Apenas han pasado dos días desde la final de la Liga de Campeones de Europa, el pasado sábado, y pareciera que todo lo que se puede decir al respecto ya se ha dicho. Que Messi es un grande; que Guardiola también; que Ferguson se vio completamente derrotado a nivel táctico; que el Chicharito ha, definitivamente, sentado a Berbatov; que el United utilizará la frustración para adaptar su juego en Europa, tal como lo hiciera tras el 4-0 que le propinara el propio Barcelona en la fase de grupos de la Champions de 1994-95. De lo único que no se ha hablado ha sido del estadio, y eso, cuando se trata de Wembley, denota (denuncia, casi) la diferencia que existe entre el nuevo recinto ubicado en el este de Londres y las instalaciones antiguas, conocidas como La Catedral del fútbol.

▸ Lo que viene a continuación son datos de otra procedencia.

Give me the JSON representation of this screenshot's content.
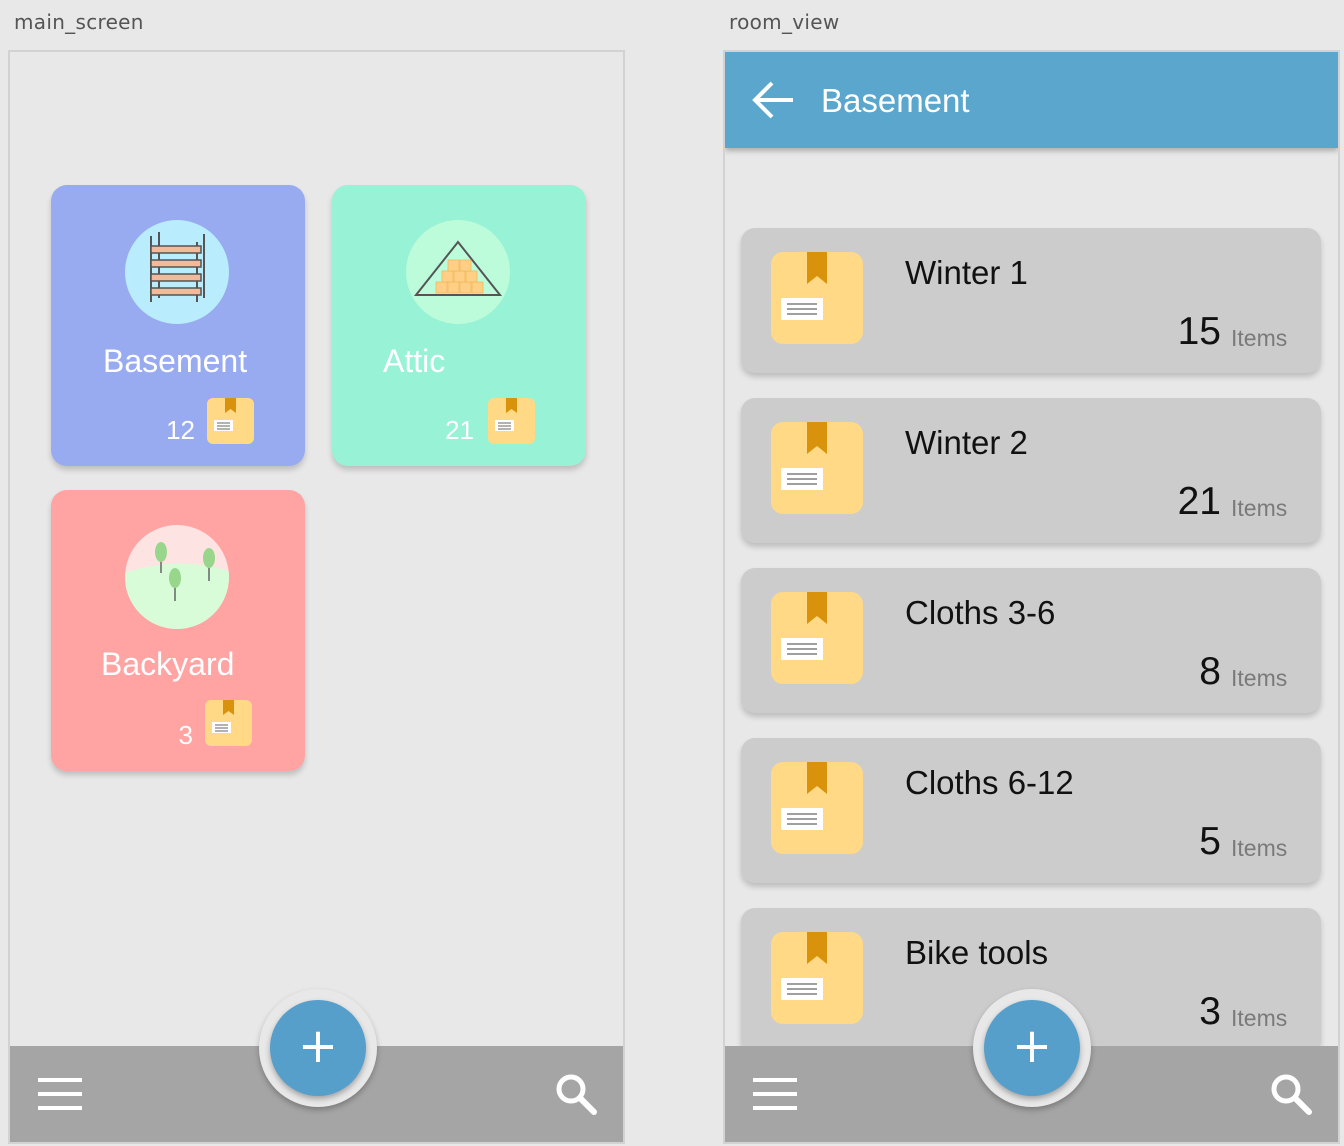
{
  "artboards": {
    "main_label": "main_screen",
    "room_label": "room_view"
  },
  "main_screen": {
    "rooms": [
      {
        "name": "Basement",
        "count": "12",
        "color": "#98abf1",
        "icon": "shelf-icon"
      },
      {
        "name": "Attic",
        "count": "21",
        "color": "#98f2d5",
        "icon": "attic-icon"
      },
      {
        "name": "Backyard",
        "count": "3",
        "color": "#ffa3a3",
        "icon": "trees-icon"
      }
    ],
    "fab_label": "+",
    "bottom_bar_color": "#a5a5a5"
  },
  "room_view": {
    "title": "Basement",
    "app_bar_color": "#5ba6cd",
    "boxes": [
      {
        "name": "Winter 1",
        "count": "15",
        "unit": "Items"
      },
      {
        "name": "Winter 2",
        "count": "21",
        "unit": "Items"
      },
      {
        "name": "Cloths 3-6",
        "count": "8",
        "unit": "Items"
      },
      {
        "name": "Cloths 6-12",
        "count": "5",
        "unit": "Items"
      },
      {
        "name": "Bike tools",
        "count": "3",
        "unit": "Items"
      }
    ],
    "fab_label": "+"
  },
  "colors": {
    "accent": "#579fcb",
    "box_yellow": "#ffd986",
    "ribbon": "#d9920b"
  }
}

El viejo Wembley fue construido con un motivo muy especial, que no tenía nada que ver con fútbol, y que pertenecía enteramente a otra época: la Exposición del Imperio Británico, organizada, con un formato similar al de las Exposiciones Universales, para 1924, la cual se extendió hasta 1925. El Estadio de Wembley, o como se conocía en aquel momento, el Estadio del Imperio, tardó poco menos que un año en construirse, y costó unas £750.000 de la época, Su inauguración coincidió con la final de la FA Cup, el equivalente a la Copa del Rey, en su edición de 1923, disputada el 28 de abril en un campo completamente abarrotado de personas, pues la Federación de fútbol no había contado con el entusiasmo general por conocer el nuevo estadio, y en ningún momento limitó el número de entradas a la venta. Sería la famosa “Final del Caballo Blanco”, en homenaje al miembro de la guardia montada que se pasearía alrededor del campo, empujando al público hacia atrás, hasta que el perímetro del terreno de juego quedara habilitado para el encuentro, el cual terminó con un 2-0 a favor del Bolton, contra el West Ham.
A partir de ese momento, todas las finales de la FA Cup se jugarían en Wembley, hasta el año 2000, cuando se tomó la decisión de demoler el estadio y reemplazarlo por otro. Una decisión desafortunada, no porque el viejo Wembley no fuera anticuado, sino porque a la hora de hacer el cambio no se consideró la historia y el acerbo cultural del edificio, sino que se descartó la posibilidad de hacer reformas de cualquier tipo (inviable, demasiado costoso, impractico, se dijo) y se optó más bien por demoler La Catedral, con sus míticas torres, y erigir un nuevo súper estadio moderno, como cualquier otro. Ganaron las matemáticas, pero lo que se perdió no se puede reducir a simple sentimentalismo.
No son sólo las cinco finales de Liga de Campeones que se disputaron en el viejo estadio –las dos que perdió el Benfica del gran Eusebio (la del ’63 contra el Milán de Cesare Maldini y Giovanni Trapattoni y, por supuesto, la del ’68 contra el United (reloaded) de Matt Busby), la del ’71, primera de tres en fila que ganaría el mítico Ajax de Johan Cruyff, la del ´78 del Liverpool, que retenía la copa con su trio de escoceses, Dalglish, Hansen y Souness; y, por supuesto, la del Barcelona de Cruyff en el ´92. No son sólo las imágenes, inolvidables, de Bobby Moore levantando la Copa del Mundo, de manos de la Reina Isabel, tras el no-gol de Geoffrey Hurst en una de las finales más controversiales de la historia, ni del primer gol de oro, marcado por Oliver Bierhoff, en la final de la Euro ´96. En fin, no son sólo finales de copas, del mundo, de Champions, de FA Cups, sino un estadio único cuando se construyó y hasta el último día de su existencia, sobre todo por lo que significaba cultural e históricamente. Es por ello que, cuando se tomó la decisión de cambiar el estadio, los ingleses se traicionaron a sí mismos.
Hoy en día, cuando se juega una final en Wembley ya no se habla de La Catedral. Ahora se habla de Messi, de fútbol, de momentos históricos que han podido suceder en cualquier parte, en el White Hart Lane, o en el Millennium de Cardiff. Es una pena, porque la mística también forma parte del deporte más bello del mundo.